Mortal Engines – REVIEW


With the Brexit balls up continuing to be a chaotic shambles Mortal Engines with its massive metropolis trundling around the world on wheels gobbling up smaller city’s seems oddly appropriate  with Europe seemingly desperate to hold on to the UK and willing to punish if we go.  It’s these monumental travelling mass movers that are the most impressive things about this adaptation of Philip Reeve’s book in what is another teen franchise set in a dystopian future much along the lines of The Maze Runner.

mortal engines

With the world having been devastated in some unspecified apocalypse the world’s cities have  somehow put themselves on wheels and trundled around the world looking for smaller towns on wheels to gobble up, enslave  the population and mash up the city’s remains to use as fuel to run their engines. And this is how the film opens with the gigantic metropolis of London so big that St Paul’s Cathedral is perched on top chasing a smaller city which it devours. With Hugo Weaving as a military mad boss Thaddeus Valentine you know he’s up to no good which is confirmed when Hester Shaw (Hera Hilmar), sporting a scar that seems to fade as the film goes on, attempts to murder him which is only prevented when Tom (Robert Sheehan) intervenes only to be chased through the travelling tank with both of them being thrown off it by Valentine.

mortal engines

It’s this scar that’s the key to Hester’s murderous inclination towards Valentine and its all part of her back story which frequently intersperses the film and it’s all to do with her Mum and a vital artifact that she gave to Hester and she is the only character in the film with any story or story arc.  Sheehan as Tom is a sort of archaeologist of old world tech who rifles through the captured city’s old technology looking for anything of value, a sort of cash convertor of crap and he plays a sidekick to Hester who find themselves chased by a seemingly unstoppable robot also with murderous intent towards Hester monosyllabically rasping ‘Hester!!!’ as he stomps after her.  His Terminator like appearance and intent is just one of many influences the film wears all to obviously with Mad Max being one and the Star Wars films being another.

mortal engines

Co-written by Peter Jackson , Fran Walsh & Philippa Boyens this is another epic with grandiose ideas and the first half is impressive enough none more so than the visual impact of these huge rolling city scapes rumbling round the world with Valentine looking to break through an enormous wall to enter another part of the globe in his endeavour to gobble up more cities and frankly take over the world and in that desire he comes across like an even more insane Putin or egotistical European ambassador. It’s Hester who is the key to preventing Valentine’s plan and teams up with the improbably named Anna Fang (Jihae) who looks like the result of a one night stand between Elvis Presley and Yoko Ono and the film builds towards a David & Goliath face off.

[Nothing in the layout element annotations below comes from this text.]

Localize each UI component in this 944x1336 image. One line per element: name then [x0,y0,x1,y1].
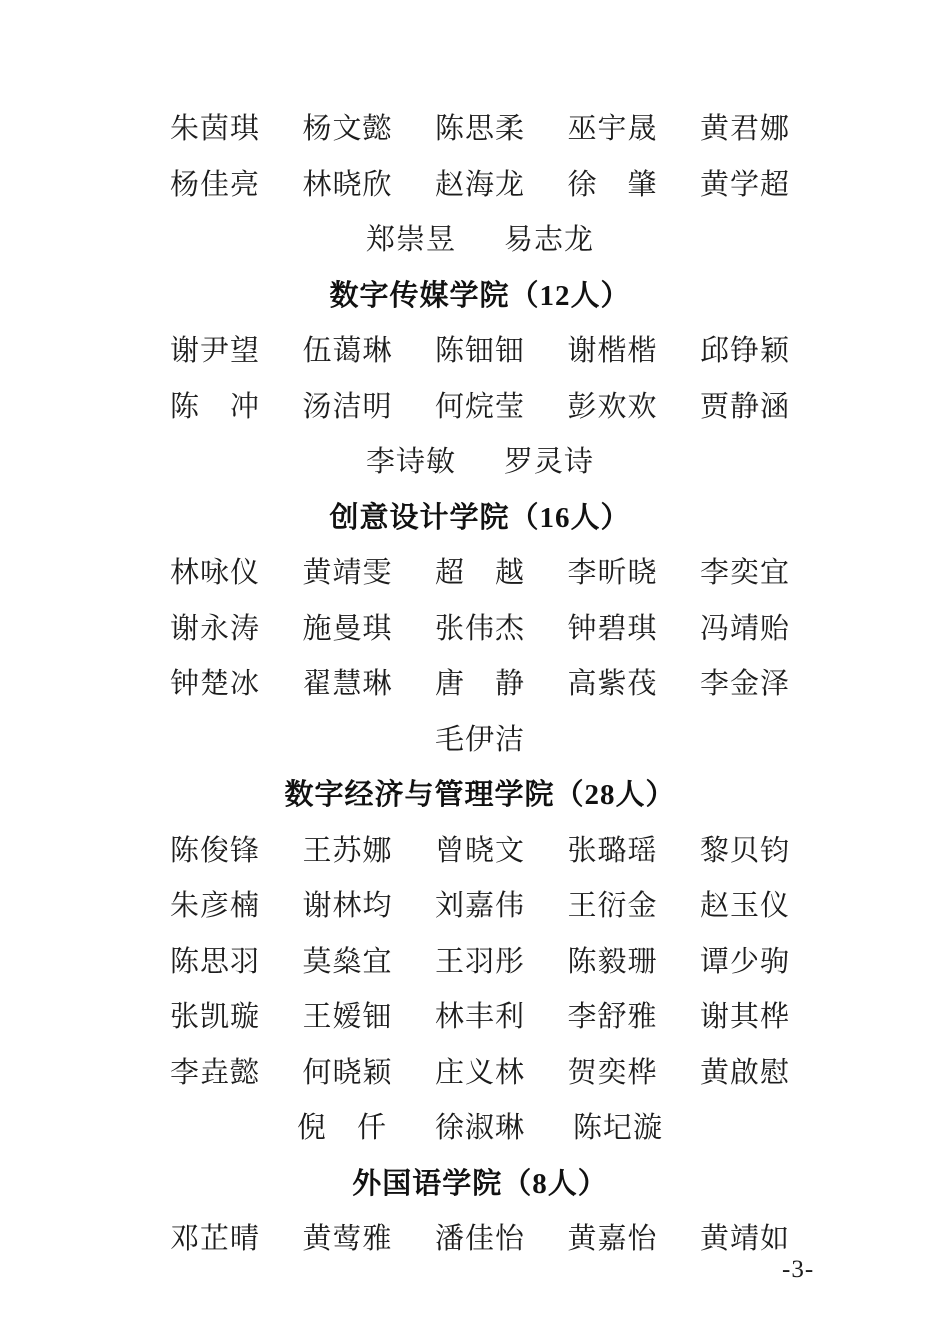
person-name: 潘佳怡 [435,1222,525,1278]
name-list: 朱茵琪杨文懿陈思柔巫宇晟黄君娜杨佳亮林晓欣赵海龙徐 肇黄学超郑崇昱易志龙数字传媒… [170,112,790,1278]
section-title: 数字经济与管理学院（28人） [170,778,790,834]
person-name: 唐 静 [435,667,525,723]
person-name: 谢其桦 [700,1000,790,1056]
person-name: 王羽彤 [435,945,525,1001]
person-name: 何烷莹 [435,390,525,446]
person-name: 谢永涛 [170,612,260,668]
name-row: 林咏仪黄靖雯超 越李昕晓李奕宜 [170,556,790,612]
person-name: 陈思羽 [170,945,260,1001]
name-row: 陈思羽莫燊宜王羽彤陈毅珊谭少驹 [170,945,790,1001]
person-name: 林咏仪 [170,556,260,612]
person-name: 巫宇晟 [567,112,657,168]
person-name: 徐淑琳 [435,1111,525,1167]
section-title: 数字传媒学院（12人） [170,279,790,335]
person-name: 王嫒钿 [302,1000,392,1056]
person-name: 杨文懿 [302,112,392,168]
person-name: 倪 仟 [297,1111,387,1167]
person-name: 林晓欣 [302,168,392,224]
name-row-centered: 郑崇昱易志龙 [170,223,790,279]
person-name: 翟慧琳 [302,667,392,723]
name-row-centered: 倪 仟徐淑琳陈圮漩 [170,1111,790,1167]
person-name: 李奕宜 [700,556,790,612]
person-name: 黎贝钧 [700,834,790,890]
person-name: 朱茵琪 [170,112,260,168]
person-name: 钟楚冰 [170,667,260,723]
person-name: 张璐瑶 [567,834,657,890]
person-name: 李诗敏 [366,445,456,501]
person-name: 徐 肇 [567,168,657,224]
person-name: 黄啟慰 [700,1056,790,1112]
section-title: 外国语学院（8人） [170,1167,790,1223]
document-page: 朱茵琪杨文懿陈思柔巫宇晟黄君娜杨佳亮林晓欣赵海龙徐 肇黄学超郑崇昱易志龙数字传媒… [0,0,944,1336]
person-name: 黄君娜 [700,112,790,168]
person-name: 贾静涵 [700,390,790,446]
name-row: 谢尹望伍蔼琳陈钿钿谢楷楷邱铮颖 [170,334,790,390]
person-name: 黄莺雅 [302,1222,392,1278]
person-name: 杨佳亮 [170,168,260,224]
name-row: 邓芷晴黄莺雅潘佳怡黄嘉怡黄靖如 [170,1222,790,1278]
person-name: 陈钿钿 [435,334,525,390]
person-name: 施曼琪 [302,612,392,668]
person-name: 王苏娜 [302,834,392,890]
person-name: 林丰利 [435,1000,525,1056]
person-name: 朱彦楠 [170,889,260,945]
name-row: 朱彦楠谢林均刘嘉伟王衍金赵玉仪 [170,889,790,945]
person-name: 陈 冲 [170,390,260,446]
person-name: 赵玉仪 [700,889,790,945]
person-name: 张凯璇 [170,1000,260,1056]
person-name: 谢楷楷 [567,334,657,390]
person-name: 莫燊宜 [302,945,392,1001]
person-name: 邓芷晴 [170,1222,260,1278]
person-name: 陈思柔 [435,112,525,168]
person-name: 毛伊洁 [435,723,525,779]
person-name: 汤洁明 [302,390,392,446]
person-name: 谭少驹 [700,945,790,1001]
person-name: 黄靖如 [700,1222,790,1278]
person-name: 钟碧琪 [567,612,657,668]
person-name: 陈俊锋 [170,834,260,890]
person-name: 李昕晓 [567,556,657,612]
person-name: 罗灵诗 [504,445,594,501]
person-name: 黄学超 [700,168,790,224]
person-name: 王衍金 [567,889,657,945]
person-name: 高紫茷 [567,667,657,723]
name-row: 陈 冲汤洁明何烷莹彭欢欢贾静涵 [170,390,790,446]
person-name: 谢尹望 [170,334,260,390]
person-name: 何晓颖 [302,1056,392,1112]
person-name: 张伟杰 [435,612,525,668]
name-row: 钟楚冰翟慧琳唐 静高紫茷李金泽 [170,667,790,723]
person-name: 郑崇昱 [366,223,456,279]
name-row: 谢永涛施曼琪张伟杰钟碧琪冯靖贻 [170,612,790,668]
person-name: 彭欢欢 [567,390,657,446]
person-name: 黄嘉怡 [567,1222,657,1278]
person-name: 刘嘉伟 [435,889,525,945]
person-name: 李金泽 [700,667,790,723]
person-name: 赵海龙 [435,168,525,224]
person-name: 曾晓文 [435,834,525,890]
name-row: 陈俊锋王苏娜曾晓文张璐瑶黎贝钧 [170,834,790,890]
name-row-centered: 毛伊洁 [170,723,790,779]
name-row: 张凯璇王嫒钿林丰利李舒雅谢其桦 [170,1000,790,1056]
name-row: 朱茵琪杨文懿陈思柔巫宇晟黄君娜 [170,112,790,168]
person-name: 超 越 [435,556,525,612]
person-name: 冯靖贻 [700,612,790,668]
person-name: 伍蔼琳 [302,334,392,390]
person-name: 陈毅珊 [567,945,657,1001]
person-name: 谢林均 [302,889,392,945]
person-name: 陈圮漩 [573,1111,663,1167]
person-name: 邱铮颖 [700,334,790,390]
person-name: 李垚懿 [170,1056,260,1112]
person-name: 李舒雅 [567,1000,657,1056]
name-row: 李垚懿何晓颖庄义林贺奕桦黄啟慰 [170,1056,790,1112]
person-name: 贺奕桦 [567,1056,657,1112]
person-name: 黄靖雯 [302,556,392,612]
section-title: 创意设计学院（16人） [170,501,790,557]
name-row-centered: 李诗敏罗灵诗 [170,445,790,501]
person-name: 庄义林 [435,1056,525,1112]
name-row: 杨佳亮林晓欣赵海龙徐 肇黄学超 [170,168,790,224]
page-number: -3- [782,1256,814,1284]
person-name: 易志龙 [504,223,594,279]
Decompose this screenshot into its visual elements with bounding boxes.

Directed by debut director Christian Rivers a regular collaborator with Jackson and has won an Oscar for his visual effects on his 2005 version of King Kong. The first half is engaging enough with an unexpectedly good joke about, of all things, the Minions. But the latter half soon becomes that generic and formulaic teen franchise

Mortal Engines does look good with a steampunk ethos but with a cast that includes Colin Salmon who appears in yet another role that is a waste of his talent this ultimately promises more than it delivers.